Effect of Phorbol 12-Myristate 13-Acetate on Function and Gene Expression of P-Glycoprotein in Adriamycin-Resistant K562/ADM Cells

Abstract

Background/Aims: Multidrug resistance (MDR) is a critical issue during chemotherapy of cancers. Phorbol 12-myristate 13-acetate (PMA), a diester of phorbol, is a typical activator of protein kinase C (PKC). In the present study, we investigated the effect of PMA on MDR and P-glycoprotein (P-gp) gene expression in K562/ADM cells.

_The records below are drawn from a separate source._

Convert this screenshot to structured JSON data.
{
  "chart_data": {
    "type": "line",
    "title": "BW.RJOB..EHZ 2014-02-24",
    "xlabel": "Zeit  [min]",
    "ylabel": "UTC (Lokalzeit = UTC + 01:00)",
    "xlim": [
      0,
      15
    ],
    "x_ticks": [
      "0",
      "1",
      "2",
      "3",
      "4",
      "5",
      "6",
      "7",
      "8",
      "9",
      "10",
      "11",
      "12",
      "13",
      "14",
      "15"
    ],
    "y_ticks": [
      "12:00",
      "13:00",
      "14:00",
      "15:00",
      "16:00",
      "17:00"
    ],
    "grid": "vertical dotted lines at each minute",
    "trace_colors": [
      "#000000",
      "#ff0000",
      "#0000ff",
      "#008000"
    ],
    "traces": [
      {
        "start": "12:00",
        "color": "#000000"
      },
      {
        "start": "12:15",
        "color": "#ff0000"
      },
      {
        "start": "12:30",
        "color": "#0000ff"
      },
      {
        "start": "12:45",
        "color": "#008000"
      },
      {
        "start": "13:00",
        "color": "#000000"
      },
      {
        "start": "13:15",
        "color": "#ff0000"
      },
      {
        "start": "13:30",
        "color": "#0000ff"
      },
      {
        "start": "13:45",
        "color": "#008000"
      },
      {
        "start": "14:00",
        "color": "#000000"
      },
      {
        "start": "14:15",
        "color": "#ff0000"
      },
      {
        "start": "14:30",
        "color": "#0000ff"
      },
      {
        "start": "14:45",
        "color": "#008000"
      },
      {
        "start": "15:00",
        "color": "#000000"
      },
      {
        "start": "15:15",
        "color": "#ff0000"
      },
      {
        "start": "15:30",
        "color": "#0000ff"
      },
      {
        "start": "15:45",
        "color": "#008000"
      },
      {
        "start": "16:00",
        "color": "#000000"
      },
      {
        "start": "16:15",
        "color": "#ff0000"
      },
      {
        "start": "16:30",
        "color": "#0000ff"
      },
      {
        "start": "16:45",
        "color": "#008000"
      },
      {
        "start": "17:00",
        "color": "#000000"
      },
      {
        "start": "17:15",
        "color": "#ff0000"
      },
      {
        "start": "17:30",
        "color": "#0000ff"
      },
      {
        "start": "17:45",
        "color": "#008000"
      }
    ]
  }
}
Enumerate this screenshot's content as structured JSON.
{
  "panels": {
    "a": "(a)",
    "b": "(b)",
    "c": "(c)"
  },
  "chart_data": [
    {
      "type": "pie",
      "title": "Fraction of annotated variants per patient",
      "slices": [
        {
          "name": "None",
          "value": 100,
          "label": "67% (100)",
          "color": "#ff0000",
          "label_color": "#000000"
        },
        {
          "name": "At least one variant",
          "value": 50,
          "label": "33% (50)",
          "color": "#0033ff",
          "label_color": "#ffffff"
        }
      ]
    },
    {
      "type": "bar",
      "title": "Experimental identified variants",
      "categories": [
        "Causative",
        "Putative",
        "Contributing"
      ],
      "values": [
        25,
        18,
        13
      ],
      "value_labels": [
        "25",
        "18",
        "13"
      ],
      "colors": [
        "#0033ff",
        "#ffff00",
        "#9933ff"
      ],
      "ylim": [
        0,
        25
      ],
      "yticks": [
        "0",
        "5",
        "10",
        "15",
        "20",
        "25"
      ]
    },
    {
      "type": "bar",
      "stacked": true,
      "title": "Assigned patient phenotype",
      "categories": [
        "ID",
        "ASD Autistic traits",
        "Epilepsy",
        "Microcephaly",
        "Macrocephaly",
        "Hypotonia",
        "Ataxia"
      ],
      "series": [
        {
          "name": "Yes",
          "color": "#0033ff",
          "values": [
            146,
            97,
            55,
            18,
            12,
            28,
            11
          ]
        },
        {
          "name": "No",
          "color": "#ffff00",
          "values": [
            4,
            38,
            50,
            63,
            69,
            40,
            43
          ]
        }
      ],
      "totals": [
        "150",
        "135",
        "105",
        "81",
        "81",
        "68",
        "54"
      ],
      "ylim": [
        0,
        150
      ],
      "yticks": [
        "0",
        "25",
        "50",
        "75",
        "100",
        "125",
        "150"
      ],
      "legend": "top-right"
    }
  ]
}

Methods: 3-(4,5-dimethylthiazol-2-thiazolyl)-2,5-diphenyltetrazolium bromide assay was used to assess adriamycin (Adr)-induced cytotoxicity towards K562/ADM cells in the absence or presence of PMA. The intracellular accumulation of Adr was measured by determining the mean fluorescence intensity. The effect of PMA on P-gp activity was investigated by rhodamine-123 accumulation and efflux experiment. Protein expression and mRNA expression of P-gp in K562/ADM cells were determined by Western blot analysis and real-time qPCR, respectively. Results: Adr-induced cytotoxicity towards K562/ADM cells was significantly decreased by PMA at 5 μmol/l. Furthermore, intracellular Adr-associated mean fluorescence intensity was attenuated by 53.8% 1 h after exposure to PMA at 5 μmol/l compared with the control group (p < 0.05). A dose-dependent decrease of intracellular rhodamine-123 and increase of efflux activity of P-gp were also observed in K562/ADM cells incubation with PMA. In addition, P-gp mRNA and protein expression were significantly induced by PMA. Conclusion: Activation of PKC pathway by PMA can significantly induce expression and activity of P-gp, and thus decrease intracellular Adr level and strengthen MDR in K562/ADM cells.